When I saw this on Pinterest (follow me HERE), I was inspired:

It’s a Martha Stewart craft using nothing other than spray adhesive, fabric and a cookie tray… SERIOUSLY! That’s totally in my budget, especially since I already had the fabric and adhesive. I knew I wanted more of a magazine holder, so I used a pan with higher sides. Unfortunately, that made the project slightly more difficult. I’ll explain. Here’s the finished product:

Here’s what you need:

1.5 yrds of fabric OR 1 yard each of 2 cordinating fabrics (less if you’re doing a smaller tray)
Cake pan (mine was 13x9x2; Martha’s was more of
Adhesive spray (I used Elmers)
Felt sheet (Got it from Michael’s for .69 each)
Liquid Stitch (it’s a fabric glue that I already had – AMAZING PRODUCT. Makes hemming or iron-on hem tape look completely stupid.)

Martha did it slightly differently. She covered the entire tray with a single piece of fabric. I covered the top of the tray in one fabric and the sides/ bottom in another. With my taller tray, it caused more wrinkles in the top piece at the corners and looked strange when I tried to pull it all the way over the side and onto the bottom. With a slighter curve to the sides, this wouldn’t be as much of a problem.

1. Full spray the bottom and inside sides of the pan with the adhesive. Let it sit for 30-40 seconds and get very tacky.

2. Position your top fabric as centered over the pan as possible. Starting at the top, press it into the two top corners first, then press down the center and then the bottom two corners. Do all of the bottom and the corners before connecting it to the sides.

Sorry that I don’t have many pictures of this step… definitely a two hand step.

3. Press the fabric up the sides and over the top (spray a little adhesive around the lip if you didn’t get that before). You’ll have some excess in the corners. That’s ok, just make sure the sides are smooth.

4. Cut off the excess just under the lip. Give yourself a little allowance. Now flip it over and spray the bottom.  DON’T SPRAY THE OUTSIDE SIDES YET! Press your second fabric on the back.

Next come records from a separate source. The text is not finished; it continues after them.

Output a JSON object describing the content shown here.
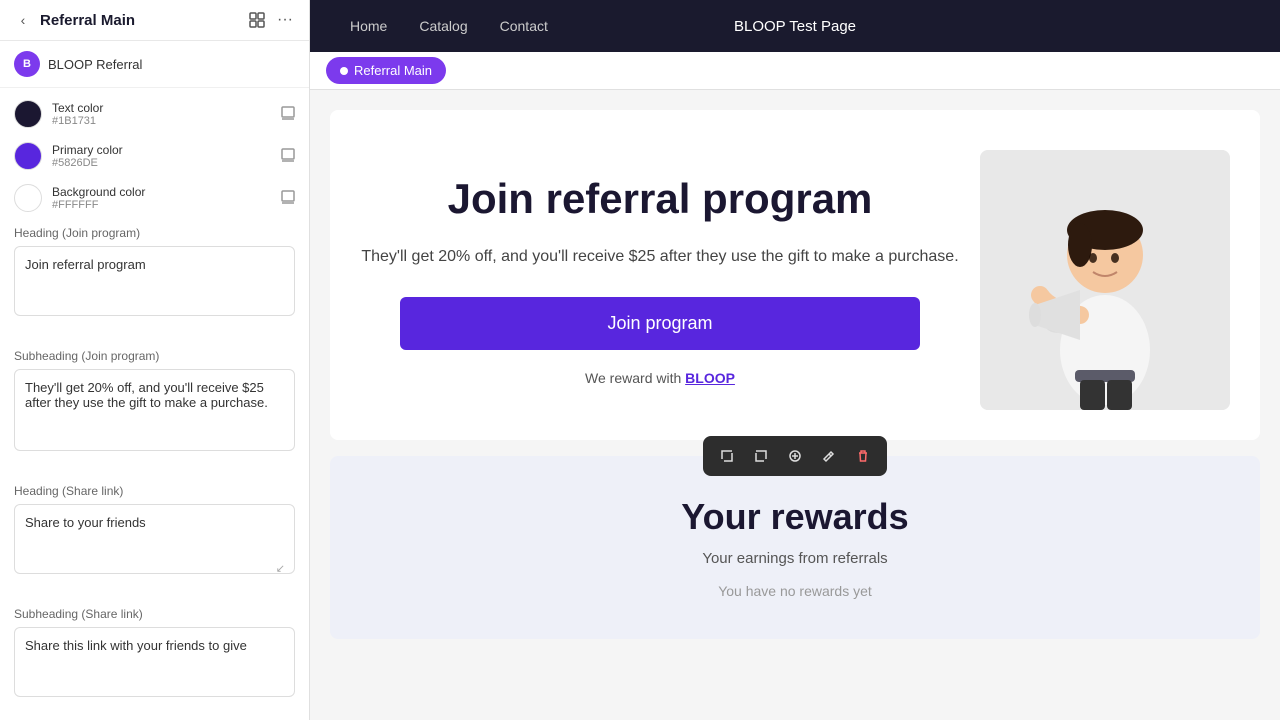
{
  "sidebar": {
    "title": "Referral Main",
    "back_label": "‹",
    "app": {
      "icon_text": "B",
      "name": "BLOOP Referral"
    },
    "colors": [
      {
        "id": "text-color",
        "label": "Text color",
        "value": "#1B1731",
        "swatch": "#1B1731"
      },
      {
        "id": "primary-color",
        "label": "Primary color",
        "value": "#5826DE",
        "swatch": "#5826DE"
      },
      {
        "id": "bg-color",
        "label": "Background color",
        "value": "#FFFFFF",
        "swatch": "#FFFFFF"
      }
    ],
    "fields": [
      {
        "section_label": "Heading (Join program)",
        "value": "Join referral program",
        "rows": 3
      },
      {
        "section_label": "Subheading (Join program)",
        "value": "They'll get 20% off, and you'll receive $25 after they use the gift to make a purchase.",
        "rows": 4
      },
      {
        "section_label": "Heading (Share link)",
        "value": "Share to your friends",
        "rows": 3
      },
      {
        "section_label": "Subheading (Share link)",
        "value": "Share this link with your friends to give",
        "rows": 2
      }
    ]
  },
  "nav": {
    "links": [
      "Home",
      "Catalog",
      "Contact"
    ],
    "title": "BLOOP Test Page",
    "active_tab": "Referral Main"
  },
  "join_section": {
    "heading": "Join referral program",
    "subheading": "They'll get 20% off, and you'll receive $25 after they use the gift to make a purchase.",
    "button_label": "Join program",
    "reward_text": "We reward with ",
    "reward_link_text": "BLOOP"
  },
  "rewards_section": {
    "heading": "Your rewards",
    "subheading": "Your earnings from referrals",
    "empty_text": "You have no rewards yet"
  },
  "toolbar": {
    "buttons": [
      "⬑",
      "⬐",
      "⊕",
      "✎",
      "🗑"
    ]
  }
}
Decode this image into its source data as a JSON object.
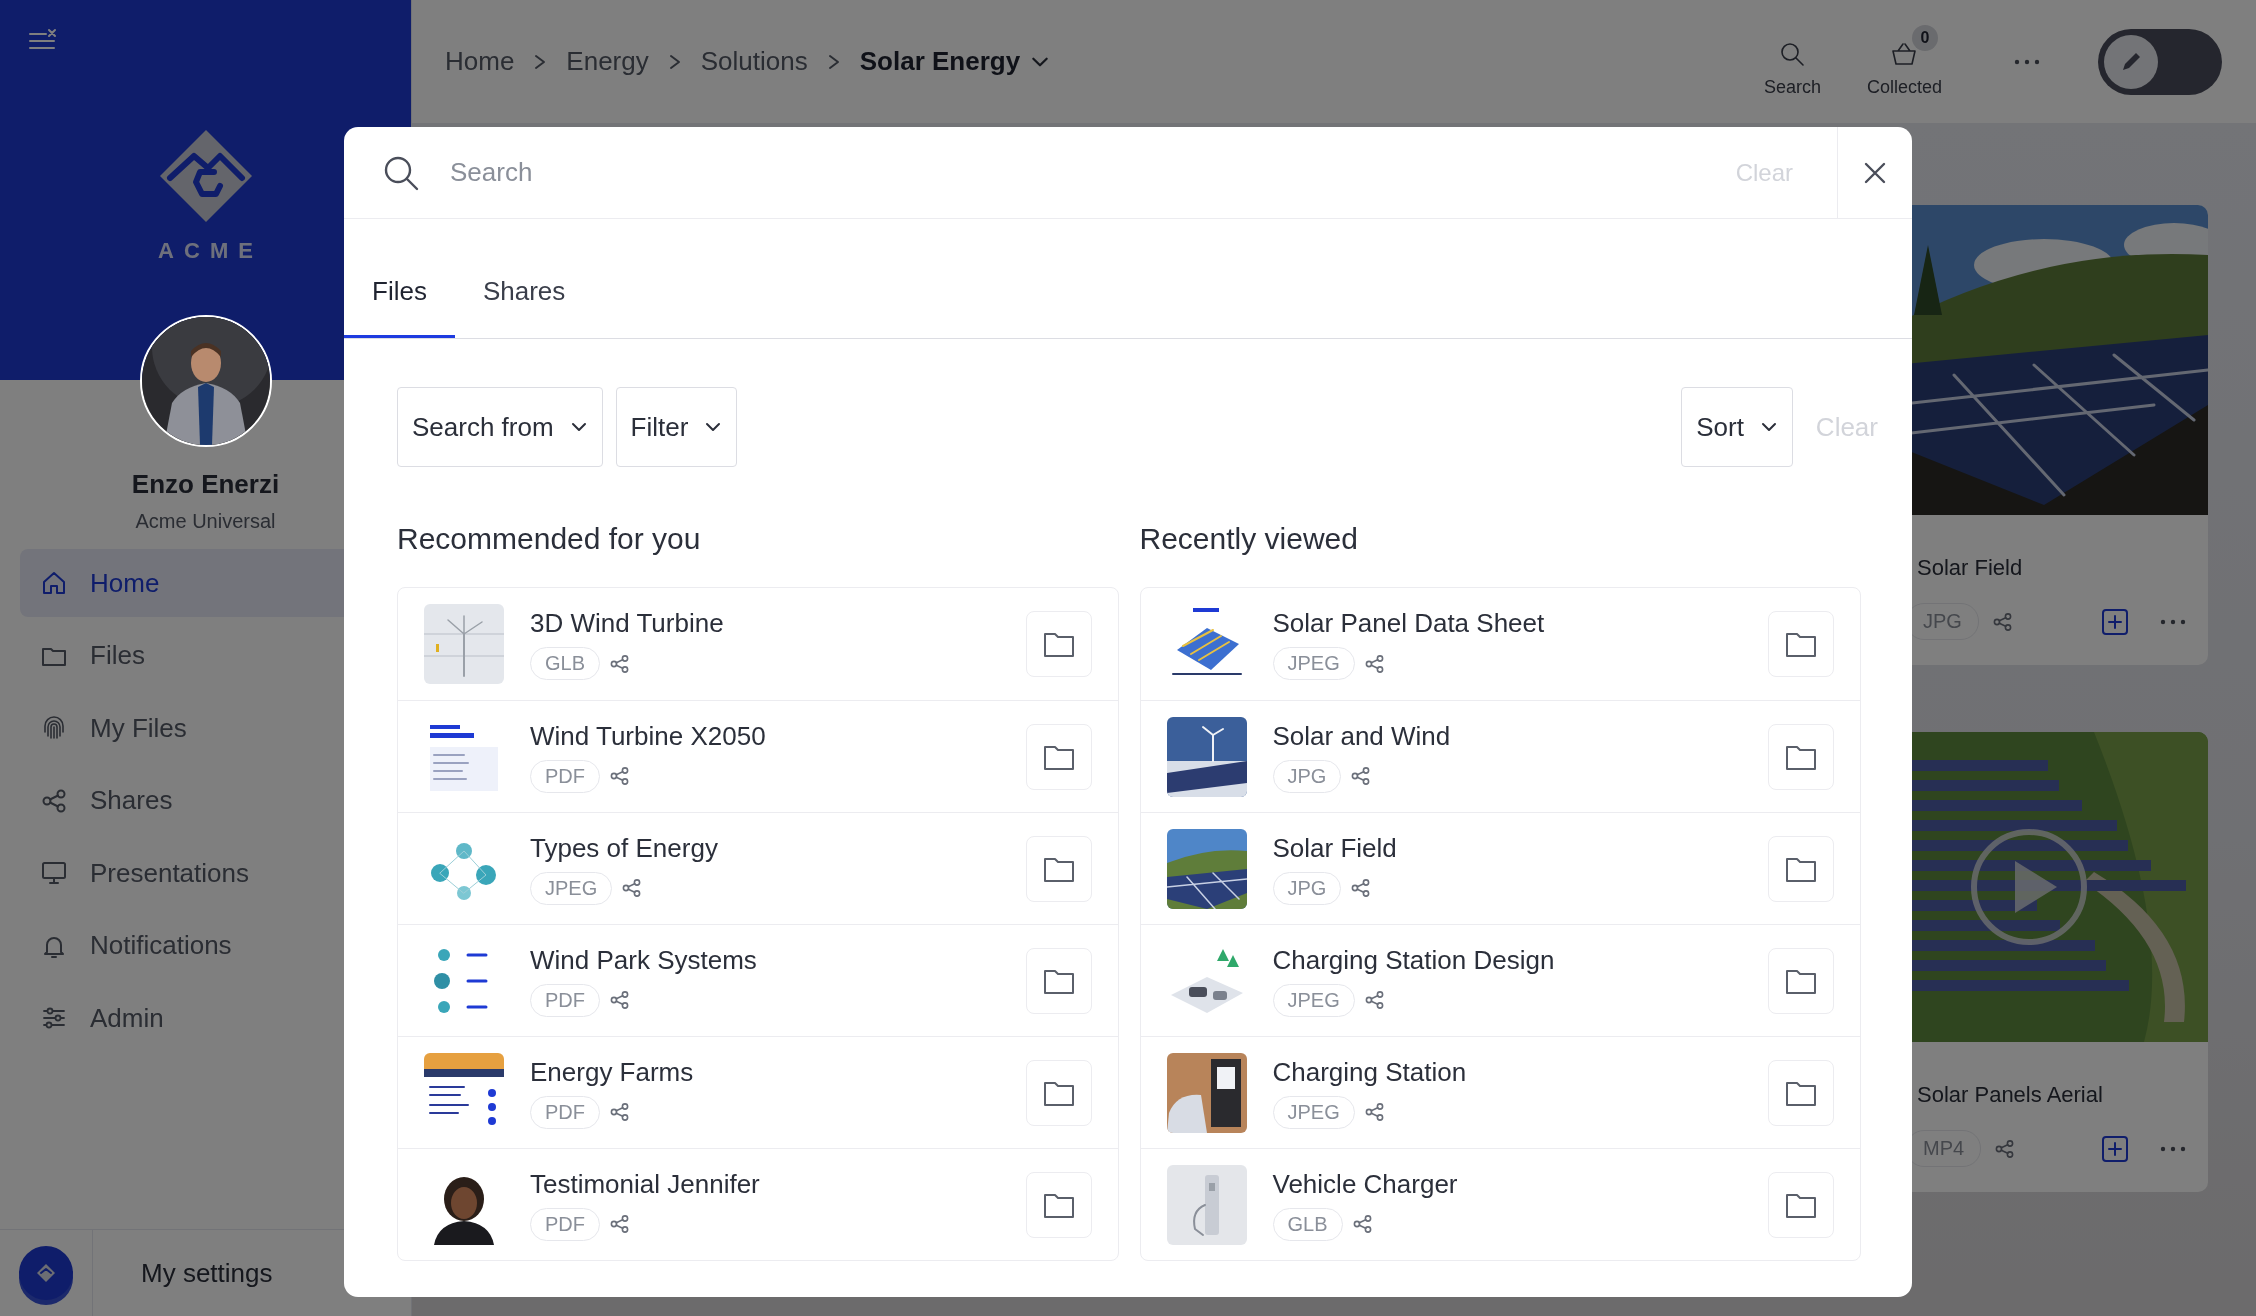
{
  "sidebar": {
    "logo_text": "ACME",
    "user": {
      "name": "Enzo Enerzi",
      "org": "Acme Universal"
    },
    "nav": [
      {
        "label": "Home",
        "selected": true
      },
      {
        "label": "Files",
        "selected": false
      },
      {
        "label": "My Files",
        "selected": false
      },
      {
        "label": "Shares",
        "selected": false
      },
      {
        "label": "Presentations",
        "selected": false
      },
      {
        "label": "Notifications",
        "selected": false
      },
      {
        "label": "Admin",
        "selected": false
      }
    ],
    "footer": {
      "label": "My settings"
    }
  },
  "header": {
    "breadcrumbs": [
      {
        "label": "Home",
        "current": false
      },
      {
        "label": "Energy",
        "current": false
      },
      {
        "label": "Solutions",
        "current": false
      },
      {
        "label": "Solar Energy",
        "current": true
      }
    ],
    "actions": [
      {
        "label": "Search"
      },
      {
        "label": "Collected",
        "badge": "0"
      }
    ],
    "edit_toggle": {
      "on": false
    }
  },
  "cards": [
    {
      "title": "Solar Field",
      "type": "JPG",
      "video": false
    },
    {
      "title": "Solar Panels Aerial",
      "type": "MP4",
      "video": true
    }
  ],
  "search_dialog": {
    "placeholder": "Search",
    "clear": {
      "label": "Clear",
      "disabled": true
    },
    "tabs": [
      {
        "label": "Files",
        "selected": true
      },
      {
        "label": "Shares",
        "selected": false
      }
    ],
    "filters": [
      {
        "label": "Search from"
      },
      {
        "label": "Filter"
      }
    ],
    "sort": {
      "label": "Sort"
    },
    "clear_filters": {
      "label": "Clear",
      "disabled": true
    },
    "sections": [
      {
        "title": "Recommended for you",
        "items": [
          {
            "title": "3D Wind Turbine",
            "type": "GLB"
          },
          {
            "title": "Wind Turbine X2050",
            "type": "PDF"
          },
          {
            "title": "Types of Energy",
            "type": "JPEG"
          },
          {
            "title": "Wind Park Systems",
            "type": "PDF"
          },
          {
            "title": "Energy Farms",
            "type": "PDF"
          },
          {
            "title": "Testimonial Jennifer",
            "type": "PDF"
          }
        ]
      },
      {
        "title": "Recently viewed",
        "items": [
          {
            "title": "Solar Panel Data Sheet",
            "type": "JPEG"
          },
          {
            "title": "Solar and Wind",
            "type": "JPG"
          },
          {
            "title": "Solar Field",
            "type": "JPG"
          },
          {
            "title": "Charging Station Design",
            "type": "JPEG"
          },
          {
            "title": "Charging Station",
            "type": "JPEG"
          },
          {
            "title": "Vehicle Charger",
            "type": "GLB"
          }
        ]
      }
    ]
  }
}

5. Now starting on one of the shorter ends, press the fabric up the side (still not sprayed) and figure out where you want it to stop. Trim the fabric leaving a .25 – .5 allowance:

6. Using the Liquid Stitch, hem the top so that it’ll end just under the lip of the tray.

7. Now spray that side and press the fabric up, so that you have a clean edge:

8. Do it again on the other short side.

9. Now, it’s time for the long sides, you’ll need to fold the fabric like you’d wrap a present or hospital corners on a bed:

10. Glue that piece down and cut off any excess. Now repeat the process we did for the short sides to cover the area that you just folded.

Wasn’t that a nice smooth cutting job? The corners will look like this when it’s done:

I used a little hot glue to keep the bulky edge down.

11. Now spray a little adhesive on the bottom of the tray onto the fabric. Press the felt down on the adhesive. This is kind of an optional step, but it helps the tray to slide easily and not wear down the fabric.




I know that seemed like a crazy amount of steps, but it was actually pretty easy. The hardest part is getting the fabric to lay smoothly on the inside. Once that’s done, you’re pretty much done. Plus my coffee table looks much happier. Perfect for a sunroom where LOTS of time will be spent pouring over magazines.